It’s 6:00am. I’ve been up since 5:00. Unseasonably cold and damp, with out of monsoon rains just past, Luang Prabang has fully woken, on…what is this?…Monday?
The night began with coughing fits, lying under thin sheets and wearing many layers of clothes and a black fleece hat. Mostly I regretted the boldness that told me my lingering cough would vanish on this journey. Of course, with half the planes filled with travelers in paroxysms of hacking illness, first from San Francisco to Taipei and on to Hanoi, Vientane and now Luang Prabang, my own illness grew worse. And I didn’t bring any Benedryl. At least I have this warm reconstituted soup, and a small cup of strong Lao tea.The intersection here at the Amatta Guest house is filled with women sweeping, some teenagers watching the final battle of Batman: The Dark Knight Rises on a TV under an awning. A large extended family converged yesterday on the neighboring home to celebrate and remember the life of a great local man, now one year gone.
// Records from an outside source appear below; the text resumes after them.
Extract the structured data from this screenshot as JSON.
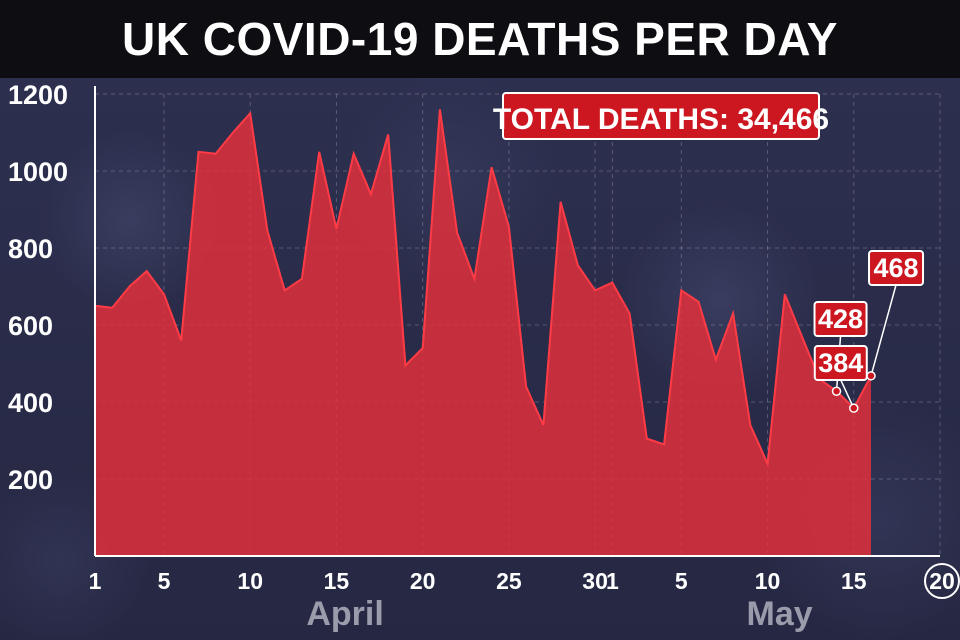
{
  "title": "UK COVID-19 DEATHS PER DAY",
  "total_label": "TOTAL DEATHS: 34,466",
  "colors": {
    "area": "#e8303a",
    "line": "#ff3b45",
    "box": "#cc1720",
    "title_bg": "#0d0d12",
    "bg": "#2b2d4a"
  },
  "chart_data": {
    "type": "area",
    "title": "UK COVID-19 DEATHS PER DAY",
    "xlabel": "",
    "ylabel": "",
    "ylim": [
      0,
      1200
    ],
    "yticks": [
      200,
      400,
      600,
      800,
      1000,
      1200
    ],
    "grid": true,
    "x_ticks": [
      {
        "day": 1,
        "label": "1"
      },
      {
        "day": 5,
        "label": "5"
      },
      {
        "day": 10,
        "label": "10"
      },
      {
        "day": 15,
        "label": "15"
      },
      {
        "day": 20,
        "label": "20"
      },
      {
        "day": 25,
        "label": "25"
      },
      {
        "day": 30,
        "label": "30"
      },
      {
        "day": 31,
        "label": "1"
      },
      {
        "day": 35,
        "label": "5"
      },
      {
        "day": 40,
        "label": "10"
      },
      {
        "day": 45,
        "label": "15"
      },
      {
        "day": 50,
        "label": "20",
        "circled": true
      }
    ],
    "months": [
      {
        "label": "April",
        "day": 15.5
      },
      {
        "label": "May",
        "day": 40.7
      }
    ],
    "days": [
      1,
      2,
      3,
      4,
      5,
      6,
      7,
      8,
      9,
      10,
      11,
      12,
      13,
      14,
      15,
      16,
      17,
      18,
      19,
      20,
      21,
      22,
      23,
      24,
      25,
      26,
      27,
      28,
      29,
      30,
      31,
      32,
      33,
      34,
      35,
      36,
      37,
      38,
      39,
      40,
      41,
      42,
      43,
      44,
      45,
      46
    ],
    "values": [
      650,
      645,
      700,
      740,
      680,
      560,
      1050,
      1045,
      1100,
      1150,
      845,
      690,
      720,
      1050,
      850,
      1045,
      940,
      1095,
      495,
      540,
      1160,
      840,
      720,
      1010,
      855,
      440,
      340,
      920,
      755,
      690,
      710,
      630,
      305,
      290,
      690,
      660,
      510,
      630,
      340,
      240,
      680,
      570,
      460,
      428,
      384,
      468
    ],
    "annotations": [
      {
        "day": 44,
        "value": 428,
        "label": "428"
      },
      {
        "day": 45,
        "value": 384,
        "label": "384"
      },
      {
        "day": 46,
        "value": 468,
        "label": "468"
      }
    ]
  }
}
They placed all he’d need for the afterlife in a spirit house. We have heard the drums and chants of monks reciting sutras day and night since we arrived. A German man, freakishly tall among the others, holds onto his sticky rice offerings for the monks we soon expect on their morning rounds, begging alms.
Slight hints of dawn in the sky, a last battle of feral cats, someone beats a pot like a cymbal. The Lao people chatter in good humor everywhere. On solid steel furniture beneath a mango tree trained full of orchids, we wait for the long lines of saffron robed monks.
Each procession arrives lead by the abbot and trailing at the last the young boys and most novice acolytes. String after string passes barefoot and with one bare shoulder in the cold, down the street, moving quickly, heads and eyebrows freshly shaved, lifting a plate from their begging bowls as small dollops of food are dropped in by locals. Then the plate goes back on top. Each temple comes in its own turn. Each face shaped by discipline, humility and kindness, perhaps a small doubt or burden of this renunciation. A giant overhanging bougainvillea offers purple contrast to their orange robes, both colors lighting up brighter with the growing light.
This happens here every day. The most quotidian and deeply meaningful ritual. They beg for food. You offer it so they may sustain these teachings. Very simple. And yet my thoughts turn to all the places it no longer happens. Like China and Tibet to the north, where this ritual is cast in the light of parasitic religion.
These teachings, the Buddha Dharma, for all their anachronisms, have exercised a transformative effect on my small life, and for that, I’m grateful.